Patient has normal ABG with mild hypoxemia, as these values are normal for a COPD patient in this stage of COPD

400

Why is the heart muscle more blood flow dependent than skeletal muscle?

Because the myocardium uses up to 75% of the oxygen received, and it cannot increase extraction so it requires consistent blood flow.

400

Explain the difference between Bohr and Haldane effects

The Bohr effect looks at CO2’s impact on Hb affinity for O2. 


While the Haldane effect looks at O2's impact on Hb affinity for O2

400

Explain why a polycythemia may be cyanotic but not be experiencing any tissue hypoxia

In polycythemia, patients have an increased total hemoglobin concentration.
Cyanosis occurs when ≥5 g/dL of reduced (deoxygenated) hemoglobin is present, regardless of total Hb.
Because they have so much Hb, they can appear cyanotic even when PaO₂ and tissue oxygenation are adequate.

400

What are the causes of a right shift?

Causes of right shift: ↑ temperature, ↑ PaCO₂, ↑ 2,3-DPG, ↓ pH (acidosis).

500

Your patient is breathing 14b/min, VT 450mL, HR 82, with no accessory muscle use. Using the following ABG values, what is the primary acid/base problem?

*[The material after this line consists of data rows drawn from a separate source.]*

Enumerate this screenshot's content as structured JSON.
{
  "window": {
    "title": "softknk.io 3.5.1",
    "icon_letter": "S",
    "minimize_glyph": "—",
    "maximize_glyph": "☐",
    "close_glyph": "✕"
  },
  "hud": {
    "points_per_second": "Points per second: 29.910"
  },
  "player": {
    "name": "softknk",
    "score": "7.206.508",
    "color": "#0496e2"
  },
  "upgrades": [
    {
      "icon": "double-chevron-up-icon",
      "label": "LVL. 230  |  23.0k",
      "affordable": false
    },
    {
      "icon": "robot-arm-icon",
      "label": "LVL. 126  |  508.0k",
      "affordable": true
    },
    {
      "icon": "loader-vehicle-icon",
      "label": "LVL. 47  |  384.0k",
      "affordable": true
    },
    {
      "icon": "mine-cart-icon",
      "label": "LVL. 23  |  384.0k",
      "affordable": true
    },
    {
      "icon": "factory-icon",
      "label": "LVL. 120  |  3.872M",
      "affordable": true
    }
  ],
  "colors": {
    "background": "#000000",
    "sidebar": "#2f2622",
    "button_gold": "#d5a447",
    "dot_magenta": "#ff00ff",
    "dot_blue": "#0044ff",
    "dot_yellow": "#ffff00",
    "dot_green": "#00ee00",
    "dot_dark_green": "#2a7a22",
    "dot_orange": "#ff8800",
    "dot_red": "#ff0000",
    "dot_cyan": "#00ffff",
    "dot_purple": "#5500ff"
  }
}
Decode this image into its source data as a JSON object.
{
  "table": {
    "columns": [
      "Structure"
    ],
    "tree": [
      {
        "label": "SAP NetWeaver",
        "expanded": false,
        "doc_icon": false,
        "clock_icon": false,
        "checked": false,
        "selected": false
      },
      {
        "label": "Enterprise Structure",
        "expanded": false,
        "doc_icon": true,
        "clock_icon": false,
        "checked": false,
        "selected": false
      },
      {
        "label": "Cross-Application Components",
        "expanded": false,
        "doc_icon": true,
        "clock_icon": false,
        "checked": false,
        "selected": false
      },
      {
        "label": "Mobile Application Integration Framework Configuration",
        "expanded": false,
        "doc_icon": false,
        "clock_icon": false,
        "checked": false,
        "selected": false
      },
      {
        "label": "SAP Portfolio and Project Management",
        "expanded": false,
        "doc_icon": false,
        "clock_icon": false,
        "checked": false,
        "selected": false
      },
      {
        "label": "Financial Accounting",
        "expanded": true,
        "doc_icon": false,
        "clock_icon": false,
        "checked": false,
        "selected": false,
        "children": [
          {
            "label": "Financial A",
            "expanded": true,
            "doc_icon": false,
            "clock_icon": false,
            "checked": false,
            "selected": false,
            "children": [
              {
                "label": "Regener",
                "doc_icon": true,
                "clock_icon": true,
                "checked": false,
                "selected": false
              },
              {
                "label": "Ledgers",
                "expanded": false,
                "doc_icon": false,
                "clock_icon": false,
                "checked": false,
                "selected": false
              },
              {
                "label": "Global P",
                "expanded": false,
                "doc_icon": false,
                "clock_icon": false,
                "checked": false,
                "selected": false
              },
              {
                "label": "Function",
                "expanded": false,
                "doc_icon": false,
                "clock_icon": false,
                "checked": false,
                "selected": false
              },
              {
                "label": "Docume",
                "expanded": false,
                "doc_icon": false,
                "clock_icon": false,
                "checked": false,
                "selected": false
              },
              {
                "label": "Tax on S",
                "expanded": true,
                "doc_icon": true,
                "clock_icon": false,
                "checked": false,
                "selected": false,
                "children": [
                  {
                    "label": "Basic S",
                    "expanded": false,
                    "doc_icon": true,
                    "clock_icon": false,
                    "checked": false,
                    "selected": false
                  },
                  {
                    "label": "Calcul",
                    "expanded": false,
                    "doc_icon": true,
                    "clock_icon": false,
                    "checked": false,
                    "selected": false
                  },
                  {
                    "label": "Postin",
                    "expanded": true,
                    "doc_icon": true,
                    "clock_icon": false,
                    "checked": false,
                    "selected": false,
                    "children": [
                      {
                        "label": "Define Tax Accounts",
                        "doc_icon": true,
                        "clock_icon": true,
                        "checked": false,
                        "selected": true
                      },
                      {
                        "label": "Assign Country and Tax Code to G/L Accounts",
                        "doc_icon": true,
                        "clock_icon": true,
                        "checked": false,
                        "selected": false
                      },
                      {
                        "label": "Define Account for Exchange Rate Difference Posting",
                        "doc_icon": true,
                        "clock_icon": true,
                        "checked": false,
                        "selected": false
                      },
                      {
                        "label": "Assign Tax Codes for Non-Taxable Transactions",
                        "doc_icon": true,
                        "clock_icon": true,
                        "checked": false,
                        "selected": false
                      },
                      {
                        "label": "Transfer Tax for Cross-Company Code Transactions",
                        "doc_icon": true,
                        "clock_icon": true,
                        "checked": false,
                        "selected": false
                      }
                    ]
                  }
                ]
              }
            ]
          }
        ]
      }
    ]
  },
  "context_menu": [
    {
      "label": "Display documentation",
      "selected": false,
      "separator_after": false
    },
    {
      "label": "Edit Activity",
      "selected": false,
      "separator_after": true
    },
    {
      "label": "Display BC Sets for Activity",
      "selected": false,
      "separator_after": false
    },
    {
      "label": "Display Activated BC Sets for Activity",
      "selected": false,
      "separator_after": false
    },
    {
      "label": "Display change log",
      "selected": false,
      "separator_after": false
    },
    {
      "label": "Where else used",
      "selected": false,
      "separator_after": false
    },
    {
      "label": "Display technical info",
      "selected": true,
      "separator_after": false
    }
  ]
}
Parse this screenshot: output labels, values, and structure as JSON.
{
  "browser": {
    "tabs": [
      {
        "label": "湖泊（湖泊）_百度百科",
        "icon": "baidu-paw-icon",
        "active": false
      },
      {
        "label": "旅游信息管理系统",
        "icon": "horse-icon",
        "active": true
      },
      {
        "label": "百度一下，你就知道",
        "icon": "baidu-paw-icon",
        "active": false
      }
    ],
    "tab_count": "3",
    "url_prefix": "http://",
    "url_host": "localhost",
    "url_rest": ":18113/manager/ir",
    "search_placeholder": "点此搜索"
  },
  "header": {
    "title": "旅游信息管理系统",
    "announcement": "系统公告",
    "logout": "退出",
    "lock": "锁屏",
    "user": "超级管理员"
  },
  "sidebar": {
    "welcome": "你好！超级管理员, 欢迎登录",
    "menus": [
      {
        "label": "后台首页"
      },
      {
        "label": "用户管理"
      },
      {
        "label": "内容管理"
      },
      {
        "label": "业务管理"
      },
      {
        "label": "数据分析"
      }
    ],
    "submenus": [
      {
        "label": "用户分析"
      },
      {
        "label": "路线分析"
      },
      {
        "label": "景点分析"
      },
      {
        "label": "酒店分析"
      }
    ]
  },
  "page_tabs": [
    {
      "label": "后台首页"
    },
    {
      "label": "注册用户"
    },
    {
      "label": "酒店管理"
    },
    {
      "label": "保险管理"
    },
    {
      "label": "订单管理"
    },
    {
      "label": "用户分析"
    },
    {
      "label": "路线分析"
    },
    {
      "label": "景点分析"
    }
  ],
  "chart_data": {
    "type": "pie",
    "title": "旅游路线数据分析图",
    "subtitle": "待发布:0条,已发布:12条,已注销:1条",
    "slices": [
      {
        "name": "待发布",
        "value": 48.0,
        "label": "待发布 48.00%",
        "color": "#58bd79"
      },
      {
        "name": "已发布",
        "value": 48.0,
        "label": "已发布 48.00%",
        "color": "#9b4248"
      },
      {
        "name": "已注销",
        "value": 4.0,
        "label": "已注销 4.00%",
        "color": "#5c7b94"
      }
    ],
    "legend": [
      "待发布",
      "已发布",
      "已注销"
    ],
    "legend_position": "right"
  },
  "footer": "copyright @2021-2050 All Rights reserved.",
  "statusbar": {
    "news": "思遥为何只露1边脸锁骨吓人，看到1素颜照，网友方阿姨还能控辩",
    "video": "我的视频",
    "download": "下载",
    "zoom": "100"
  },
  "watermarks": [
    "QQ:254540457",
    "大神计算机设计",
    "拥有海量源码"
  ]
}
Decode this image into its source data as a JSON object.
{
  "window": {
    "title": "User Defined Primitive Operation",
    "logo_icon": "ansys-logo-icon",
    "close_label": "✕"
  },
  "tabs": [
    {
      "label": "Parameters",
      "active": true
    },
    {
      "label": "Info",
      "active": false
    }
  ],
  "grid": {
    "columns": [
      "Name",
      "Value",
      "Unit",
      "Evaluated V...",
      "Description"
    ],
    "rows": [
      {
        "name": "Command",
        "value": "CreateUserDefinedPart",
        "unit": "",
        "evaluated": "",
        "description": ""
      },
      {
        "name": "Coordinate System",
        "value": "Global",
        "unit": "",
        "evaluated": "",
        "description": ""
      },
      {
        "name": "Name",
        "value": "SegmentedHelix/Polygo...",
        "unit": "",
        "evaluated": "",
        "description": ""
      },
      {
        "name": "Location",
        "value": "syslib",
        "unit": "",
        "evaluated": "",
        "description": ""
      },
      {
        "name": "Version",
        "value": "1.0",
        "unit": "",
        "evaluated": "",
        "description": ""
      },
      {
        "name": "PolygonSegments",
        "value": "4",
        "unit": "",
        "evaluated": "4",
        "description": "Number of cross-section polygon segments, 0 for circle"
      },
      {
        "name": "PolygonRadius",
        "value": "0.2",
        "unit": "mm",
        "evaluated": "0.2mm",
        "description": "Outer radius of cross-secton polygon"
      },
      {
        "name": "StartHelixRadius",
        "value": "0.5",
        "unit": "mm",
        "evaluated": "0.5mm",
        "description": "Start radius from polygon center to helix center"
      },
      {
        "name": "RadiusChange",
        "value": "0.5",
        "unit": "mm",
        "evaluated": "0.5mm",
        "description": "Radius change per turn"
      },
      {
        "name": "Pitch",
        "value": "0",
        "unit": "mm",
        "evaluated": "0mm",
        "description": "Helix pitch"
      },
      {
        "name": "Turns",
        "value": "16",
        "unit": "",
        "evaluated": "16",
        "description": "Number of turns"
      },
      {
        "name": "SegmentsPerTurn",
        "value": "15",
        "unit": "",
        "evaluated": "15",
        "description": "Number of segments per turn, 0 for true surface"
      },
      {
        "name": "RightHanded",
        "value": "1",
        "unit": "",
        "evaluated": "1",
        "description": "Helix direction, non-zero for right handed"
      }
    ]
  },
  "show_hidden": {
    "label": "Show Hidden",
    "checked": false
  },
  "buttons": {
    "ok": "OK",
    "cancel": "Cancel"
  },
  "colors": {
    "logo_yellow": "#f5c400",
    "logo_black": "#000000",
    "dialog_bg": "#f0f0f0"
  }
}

pH- 7.35, PaCO2- 47mm Hg, HCO3- 24mEq/L, PaO2- 40mm Hg,SaO2- 77%

Venous blood gas

500

See Slideshow

A- Superior Vena Cava

B- Right Atrium

C- Tricuspid valve

D- Right Ventricle

E- Pulmonary Valve (semilunar)

F-Pulmonary artery

G-Pulmonary Vein

H- Left Atrium

I- Mitral Valve

J- Left Ventricle

K- Aortic Valve

L- Aorta

500

A 40-year-old patient is breathing on room air at sea level; An ABG is drawn and the PaCO2 is 50mm Hg. Calculate the PaO2

PaO2= (Pb-47)(FiO2) - PaCO2/R     


(760-47)(.21)-50/0.8=  87.23mm Hg

500

What happens in zone 1 of West's lung flow

Alveolar pressure exceeds both arterial and venous pressure, resulting in dead space

500

identify whether the curve is normal, right-shifted, or left-shifted if a patient has an SaO₂ of 90% at a PaO₂ of 50 mm Hg.

Right shift. 


*Hemoglobin has a decreased affinity for O₂ — it releases oxygen to tissues more easily. Therefore, at any given SaO₂, the PaO₂ will be higher than normal (e.g., 90% SaO₂ at 50 mm Hg instead of 60 mm Hg).